Please provide complete information as applicable to your setup.

• Hardware Platform (Jetson / GPU) Jetson Nano
• DeepStream Version 6.01
• JetPack Version (valid for Jetson only) 4.61
• TensorRT Version 8.01
• NVIDIA GPU Driver Version (valid for GPU only) 470
• Issue Type( questions, new requirements, bugs) Question
• How to reproduce the issue ? (This is for bugs. Including which sample app is using, the configuration files content, the command line used and other details for reproducing)
• Requirement details( This is for new requirement. Including the module name-for which plugin or for which sample application, the function description)

Good evening

I am trying to incorporate a custom audio classifier into nvinferaudio in Deepstream. While I understand from the documentation that the model itself works on a mel spectogram I am trying to understand the input tensor from sonyc_audio_classify.onnx which I see is type: float32[batch_size,1,635,128] I am trying relate this to the audio-transform parameter and from what I can see the 128 is the number of mel bins. It would be helpful to have an example frame of input data.

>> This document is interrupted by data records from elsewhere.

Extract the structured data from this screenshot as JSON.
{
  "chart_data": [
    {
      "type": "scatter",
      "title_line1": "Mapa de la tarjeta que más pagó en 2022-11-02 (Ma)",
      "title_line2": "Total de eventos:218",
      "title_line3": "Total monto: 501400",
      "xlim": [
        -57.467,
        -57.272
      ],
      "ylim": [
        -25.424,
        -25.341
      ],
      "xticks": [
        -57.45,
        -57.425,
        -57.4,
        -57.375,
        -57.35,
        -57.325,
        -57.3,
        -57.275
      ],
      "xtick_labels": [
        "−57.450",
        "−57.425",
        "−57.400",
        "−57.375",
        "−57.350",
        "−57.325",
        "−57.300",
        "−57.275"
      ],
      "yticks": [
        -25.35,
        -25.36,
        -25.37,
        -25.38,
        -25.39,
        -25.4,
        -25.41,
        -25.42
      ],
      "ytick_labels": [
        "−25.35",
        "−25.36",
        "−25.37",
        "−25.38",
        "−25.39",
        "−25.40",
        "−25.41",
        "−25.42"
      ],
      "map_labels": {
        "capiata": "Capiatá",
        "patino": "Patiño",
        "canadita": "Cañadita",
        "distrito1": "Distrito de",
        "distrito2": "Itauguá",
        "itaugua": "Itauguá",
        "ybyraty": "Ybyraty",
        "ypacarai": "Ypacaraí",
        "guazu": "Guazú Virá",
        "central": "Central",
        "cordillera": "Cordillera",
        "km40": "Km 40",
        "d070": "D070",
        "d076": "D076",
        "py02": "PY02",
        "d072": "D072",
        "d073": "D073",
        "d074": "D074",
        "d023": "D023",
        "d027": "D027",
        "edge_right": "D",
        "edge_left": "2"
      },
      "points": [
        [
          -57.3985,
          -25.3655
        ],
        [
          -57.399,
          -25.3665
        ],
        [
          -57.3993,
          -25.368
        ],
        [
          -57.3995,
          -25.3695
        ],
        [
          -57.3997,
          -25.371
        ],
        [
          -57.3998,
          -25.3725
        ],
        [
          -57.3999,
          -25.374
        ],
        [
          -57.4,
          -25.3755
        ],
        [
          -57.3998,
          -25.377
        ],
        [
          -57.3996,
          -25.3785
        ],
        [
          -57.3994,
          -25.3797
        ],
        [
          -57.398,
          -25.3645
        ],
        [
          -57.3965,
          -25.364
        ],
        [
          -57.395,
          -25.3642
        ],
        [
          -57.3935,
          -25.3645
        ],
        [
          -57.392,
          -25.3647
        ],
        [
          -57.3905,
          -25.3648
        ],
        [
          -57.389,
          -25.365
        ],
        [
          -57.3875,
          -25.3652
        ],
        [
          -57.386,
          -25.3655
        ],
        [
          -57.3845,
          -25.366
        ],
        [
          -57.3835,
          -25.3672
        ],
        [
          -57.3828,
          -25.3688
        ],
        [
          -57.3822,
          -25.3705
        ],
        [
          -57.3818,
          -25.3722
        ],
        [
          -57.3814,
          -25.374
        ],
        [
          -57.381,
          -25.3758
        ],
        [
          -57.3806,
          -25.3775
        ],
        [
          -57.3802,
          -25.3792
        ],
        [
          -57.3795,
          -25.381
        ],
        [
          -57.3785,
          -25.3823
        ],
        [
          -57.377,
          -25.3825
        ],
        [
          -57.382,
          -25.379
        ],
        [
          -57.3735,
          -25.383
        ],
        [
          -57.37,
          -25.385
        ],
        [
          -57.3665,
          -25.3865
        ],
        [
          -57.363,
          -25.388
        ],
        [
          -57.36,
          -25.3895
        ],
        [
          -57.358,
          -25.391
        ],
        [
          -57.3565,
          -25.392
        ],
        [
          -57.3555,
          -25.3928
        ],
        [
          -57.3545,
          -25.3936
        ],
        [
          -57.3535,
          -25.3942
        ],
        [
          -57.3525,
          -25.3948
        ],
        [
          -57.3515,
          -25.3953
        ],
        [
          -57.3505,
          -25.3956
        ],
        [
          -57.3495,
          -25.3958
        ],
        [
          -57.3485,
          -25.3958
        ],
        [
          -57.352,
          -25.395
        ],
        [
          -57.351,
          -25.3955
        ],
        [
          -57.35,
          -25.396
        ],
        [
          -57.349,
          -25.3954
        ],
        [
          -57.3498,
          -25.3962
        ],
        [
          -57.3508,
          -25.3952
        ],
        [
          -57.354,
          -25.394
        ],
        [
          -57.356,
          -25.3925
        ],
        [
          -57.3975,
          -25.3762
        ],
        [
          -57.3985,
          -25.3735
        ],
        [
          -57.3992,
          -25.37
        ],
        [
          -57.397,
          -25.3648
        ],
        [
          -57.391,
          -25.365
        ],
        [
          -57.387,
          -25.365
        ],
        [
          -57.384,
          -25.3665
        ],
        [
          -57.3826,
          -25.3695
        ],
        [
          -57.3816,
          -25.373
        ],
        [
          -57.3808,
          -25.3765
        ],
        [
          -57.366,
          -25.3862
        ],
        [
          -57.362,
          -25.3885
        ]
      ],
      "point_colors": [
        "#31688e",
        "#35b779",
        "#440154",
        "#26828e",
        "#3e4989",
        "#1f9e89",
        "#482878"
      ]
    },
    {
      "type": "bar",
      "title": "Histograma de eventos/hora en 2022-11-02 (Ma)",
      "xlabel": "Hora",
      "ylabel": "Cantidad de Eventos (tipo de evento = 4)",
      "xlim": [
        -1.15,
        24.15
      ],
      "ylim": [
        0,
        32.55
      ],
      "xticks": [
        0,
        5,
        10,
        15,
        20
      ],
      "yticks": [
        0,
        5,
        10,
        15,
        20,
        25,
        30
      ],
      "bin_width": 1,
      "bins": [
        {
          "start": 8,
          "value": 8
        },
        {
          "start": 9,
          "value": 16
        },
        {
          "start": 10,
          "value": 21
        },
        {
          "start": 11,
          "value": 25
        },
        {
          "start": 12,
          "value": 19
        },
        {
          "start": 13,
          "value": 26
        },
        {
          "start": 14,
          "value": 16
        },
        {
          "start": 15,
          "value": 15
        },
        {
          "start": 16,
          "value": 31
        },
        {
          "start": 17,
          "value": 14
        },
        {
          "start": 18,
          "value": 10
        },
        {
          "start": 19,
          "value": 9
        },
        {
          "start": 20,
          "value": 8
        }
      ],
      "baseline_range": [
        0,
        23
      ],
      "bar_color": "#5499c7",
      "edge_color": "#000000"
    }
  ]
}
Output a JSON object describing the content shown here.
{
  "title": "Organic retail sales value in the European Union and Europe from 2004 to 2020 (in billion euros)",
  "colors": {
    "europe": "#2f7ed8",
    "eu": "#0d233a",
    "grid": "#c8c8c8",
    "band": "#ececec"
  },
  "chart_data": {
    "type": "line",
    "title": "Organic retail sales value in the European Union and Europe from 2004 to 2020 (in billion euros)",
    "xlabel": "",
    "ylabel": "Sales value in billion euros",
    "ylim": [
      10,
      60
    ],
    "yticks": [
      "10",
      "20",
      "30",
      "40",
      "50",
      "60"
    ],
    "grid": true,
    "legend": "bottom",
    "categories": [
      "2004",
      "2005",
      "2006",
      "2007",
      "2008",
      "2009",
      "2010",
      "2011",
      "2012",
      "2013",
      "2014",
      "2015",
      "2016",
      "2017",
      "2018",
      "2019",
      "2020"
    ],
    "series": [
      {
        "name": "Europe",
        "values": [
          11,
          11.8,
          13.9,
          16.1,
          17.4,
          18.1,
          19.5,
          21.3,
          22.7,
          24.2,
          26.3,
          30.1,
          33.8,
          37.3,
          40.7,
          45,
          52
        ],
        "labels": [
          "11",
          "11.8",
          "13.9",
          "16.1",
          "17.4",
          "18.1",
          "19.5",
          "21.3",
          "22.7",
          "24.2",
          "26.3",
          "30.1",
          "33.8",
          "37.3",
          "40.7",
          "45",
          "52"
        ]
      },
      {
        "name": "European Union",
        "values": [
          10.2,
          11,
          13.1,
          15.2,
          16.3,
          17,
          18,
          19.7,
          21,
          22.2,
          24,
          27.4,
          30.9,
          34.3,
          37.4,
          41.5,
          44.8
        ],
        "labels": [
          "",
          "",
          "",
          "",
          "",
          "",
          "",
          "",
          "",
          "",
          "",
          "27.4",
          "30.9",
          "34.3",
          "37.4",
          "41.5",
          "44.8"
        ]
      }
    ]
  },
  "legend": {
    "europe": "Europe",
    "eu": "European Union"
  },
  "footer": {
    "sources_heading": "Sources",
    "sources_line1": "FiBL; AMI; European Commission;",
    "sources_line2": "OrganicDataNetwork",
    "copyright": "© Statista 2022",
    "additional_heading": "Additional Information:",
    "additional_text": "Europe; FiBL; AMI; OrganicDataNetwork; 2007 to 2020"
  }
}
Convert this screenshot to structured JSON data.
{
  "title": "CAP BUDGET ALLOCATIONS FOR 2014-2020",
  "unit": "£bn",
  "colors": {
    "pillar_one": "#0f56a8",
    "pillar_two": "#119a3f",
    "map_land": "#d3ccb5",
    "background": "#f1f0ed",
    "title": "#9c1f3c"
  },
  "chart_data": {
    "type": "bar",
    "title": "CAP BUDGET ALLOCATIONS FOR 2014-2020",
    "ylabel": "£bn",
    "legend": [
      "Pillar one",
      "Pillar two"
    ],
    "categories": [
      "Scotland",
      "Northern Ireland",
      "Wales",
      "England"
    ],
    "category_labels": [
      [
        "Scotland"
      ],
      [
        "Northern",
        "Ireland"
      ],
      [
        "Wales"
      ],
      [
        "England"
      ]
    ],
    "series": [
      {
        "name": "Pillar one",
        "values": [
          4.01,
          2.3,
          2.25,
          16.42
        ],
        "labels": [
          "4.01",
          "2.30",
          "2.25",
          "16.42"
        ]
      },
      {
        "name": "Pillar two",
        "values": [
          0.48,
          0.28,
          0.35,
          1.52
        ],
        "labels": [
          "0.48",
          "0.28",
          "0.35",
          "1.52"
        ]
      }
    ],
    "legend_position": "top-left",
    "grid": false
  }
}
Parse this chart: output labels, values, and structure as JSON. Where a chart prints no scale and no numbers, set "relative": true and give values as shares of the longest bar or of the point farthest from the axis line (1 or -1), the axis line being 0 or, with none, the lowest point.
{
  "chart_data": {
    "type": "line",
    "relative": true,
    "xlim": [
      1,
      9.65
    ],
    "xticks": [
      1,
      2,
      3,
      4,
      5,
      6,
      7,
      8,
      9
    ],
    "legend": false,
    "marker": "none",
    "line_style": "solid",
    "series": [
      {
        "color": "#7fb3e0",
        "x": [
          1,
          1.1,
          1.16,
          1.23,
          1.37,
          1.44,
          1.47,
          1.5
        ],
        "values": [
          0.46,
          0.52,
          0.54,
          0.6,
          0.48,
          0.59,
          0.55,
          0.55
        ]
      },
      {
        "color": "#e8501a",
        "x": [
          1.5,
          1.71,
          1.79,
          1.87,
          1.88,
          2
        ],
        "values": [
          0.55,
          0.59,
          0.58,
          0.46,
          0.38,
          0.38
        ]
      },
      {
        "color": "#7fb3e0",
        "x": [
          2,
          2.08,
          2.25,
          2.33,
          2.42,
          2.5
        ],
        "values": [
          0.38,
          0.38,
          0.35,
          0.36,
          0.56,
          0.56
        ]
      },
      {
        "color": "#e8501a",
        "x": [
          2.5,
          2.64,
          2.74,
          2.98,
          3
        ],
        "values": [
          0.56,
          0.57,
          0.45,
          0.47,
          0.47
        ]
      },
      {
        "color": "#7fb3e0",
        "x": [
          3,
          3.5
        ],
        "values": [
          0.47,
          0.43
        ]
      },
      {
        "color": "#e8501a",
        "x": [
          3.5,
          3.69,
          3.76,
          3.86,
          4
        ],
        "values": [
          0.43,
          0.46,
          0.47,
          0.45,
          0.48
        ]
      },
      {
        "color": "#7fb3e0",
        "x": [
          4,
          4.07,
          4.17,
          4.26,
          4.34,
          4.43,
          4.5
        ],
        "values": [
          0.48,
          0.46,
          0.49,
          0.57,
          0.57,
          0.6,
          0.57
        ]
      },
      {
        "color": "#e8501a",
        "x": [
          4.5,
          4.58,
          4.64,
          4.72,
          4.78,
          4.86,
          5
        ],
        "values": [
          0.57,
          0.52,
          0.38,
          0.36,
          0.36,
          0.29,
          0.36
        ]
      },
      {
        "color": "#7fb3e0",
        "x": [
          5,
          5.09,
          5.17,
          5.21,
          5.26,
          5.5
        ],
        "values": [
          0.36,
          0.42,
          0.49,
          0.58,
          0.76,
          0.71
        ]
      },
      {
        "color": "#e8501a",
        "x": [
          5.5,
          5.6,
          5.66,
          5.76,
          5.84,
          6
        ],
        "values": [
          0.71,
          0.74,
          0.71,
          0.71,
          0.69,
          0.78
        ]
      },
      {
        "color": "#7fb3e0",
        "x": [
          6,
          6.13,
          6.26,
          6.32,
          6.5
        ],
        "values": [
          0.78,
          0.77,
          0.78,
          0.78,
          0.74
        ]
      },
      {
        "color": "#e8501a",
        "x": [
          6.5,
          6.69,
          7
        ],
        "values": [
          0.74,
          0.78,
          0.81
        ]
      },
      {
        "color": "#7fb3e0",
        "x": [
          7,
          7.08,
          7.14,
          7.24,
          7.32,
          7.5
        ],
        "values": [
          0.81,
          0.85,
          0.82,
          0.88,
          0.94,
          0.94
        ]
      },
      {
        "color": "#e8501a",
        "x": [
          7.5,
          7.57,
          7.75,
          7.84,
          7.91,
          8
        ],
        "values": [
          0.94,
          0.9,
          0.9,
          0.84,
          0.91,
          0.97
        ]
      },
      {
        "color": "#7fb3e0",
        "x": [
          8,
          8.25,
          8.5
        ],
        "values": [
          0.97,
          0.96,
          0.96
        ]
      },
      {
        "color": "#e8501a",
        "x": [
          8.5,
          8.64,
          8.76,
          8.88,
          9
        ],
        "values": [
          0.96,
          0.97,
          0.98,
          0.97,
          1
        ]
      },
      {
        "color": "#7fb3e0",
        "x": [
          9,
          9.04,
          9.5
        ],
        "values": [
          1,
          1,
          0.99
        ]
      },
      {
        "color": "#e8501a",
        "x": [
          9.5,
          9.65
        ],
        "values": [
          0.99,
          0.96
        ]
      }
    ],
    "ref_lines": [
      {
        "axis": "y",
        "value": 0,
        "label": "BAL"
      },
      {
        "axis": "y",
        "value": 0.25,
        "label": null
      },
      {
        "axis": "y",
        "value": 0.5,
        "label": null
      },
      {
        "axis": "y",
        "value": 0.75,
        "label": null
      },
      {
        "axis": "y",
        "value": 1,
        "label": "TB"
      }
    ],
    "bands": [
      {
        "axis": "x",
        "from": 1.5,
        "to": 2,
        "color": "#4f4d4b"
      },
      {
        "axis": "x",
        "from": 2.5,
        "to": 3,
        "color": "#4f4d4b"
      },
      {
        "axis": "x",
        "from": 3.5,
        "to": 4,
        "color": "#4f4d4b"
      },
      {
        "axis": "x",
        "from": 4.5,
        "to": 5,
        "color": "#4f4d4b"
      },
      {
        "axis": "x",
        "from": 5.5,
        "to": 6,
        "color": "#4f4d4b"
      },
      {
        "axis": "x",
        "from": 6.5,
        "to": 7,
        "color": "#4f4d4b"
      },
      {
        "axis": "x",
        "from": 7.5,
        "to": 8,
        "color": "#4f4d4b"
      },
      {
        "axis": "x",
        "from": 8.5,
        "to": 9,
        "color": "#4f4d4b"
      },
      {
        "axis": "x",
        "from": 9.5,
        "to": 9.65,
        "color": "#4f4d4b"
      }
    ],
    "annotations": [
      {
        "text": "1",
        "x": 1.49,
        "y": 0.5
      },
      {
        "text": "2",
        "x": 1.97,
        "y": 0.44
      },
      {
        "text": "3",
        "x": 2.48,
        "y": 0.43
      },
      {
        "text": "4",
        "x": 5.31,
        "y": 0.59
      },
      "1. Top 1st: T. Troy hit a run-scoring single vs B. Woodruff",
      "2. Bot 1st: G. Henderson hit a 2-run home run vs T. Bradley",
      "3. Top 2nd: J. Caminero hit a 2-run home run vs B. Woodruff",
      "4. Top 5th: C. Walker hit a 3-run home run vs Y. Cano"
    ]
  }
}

Is this format the standard processing of the nvinveraudio block or is has some input customization been done. Alternatively where can I find the definition of the SONYC classifier to compare against my model and make adjustments.

Any help would be appreciated

Any advice?

1 The Gst-nvinferaudio plugin performs transform (log mel spectogram), on the input frame based on audio-transform property setting, please refer to Gst-nvinferaudio — DeepStream 6.1.1 Release documentation
2 please refer to demo app deeptream-audio in /opt/nvidia/deepstream/deepstream/sources/apps/sample_apps/.

Hi fanzh

Thanks I have gone through that, it would be helpful to know about the SONYC model used, is that available as it does not seem to be a standard well known model unless I cant find it. I do find the SONYC dataset and the journal article that does talk about a very basic classifier.

Or alternatively what does the tensor represent for example with images the input tensor is NCHW what is the equivalent definition for audio. Am I right so say [batch_size, audio_channels (1), data points (635), mel_bins(128)]?

Hi fanzh I didnt reply directly to your post. Where is the best place to request this info?

please refer to deepstream-audio 's config file, here are some important parameters, and you can get description in documentation above.
audio-transform=melsdb,fft_length=2560,hop_size=692,dsp_window=hann,num_mels=128,sample_rate=44100,p2db_ref=(float)1.0,p2db_min_power=(float)0.0,p2db_top_db=(float)80.0

Thanks I have got it working now by the looks of it

I am getting another error though

0:00:08.963285580 11141 0xbd13680 WARN nvinferaudio gstnvinferaudio.cpp:578:gst_nvinferaudio_process_input:<audio_classifier> error: Failed buffering twice
ERROR from audio_classifier: Failed buffering twice

I’ll post another thread for that

This topic was automatically closed 14 days after the last reply. New replies are no longer allowed.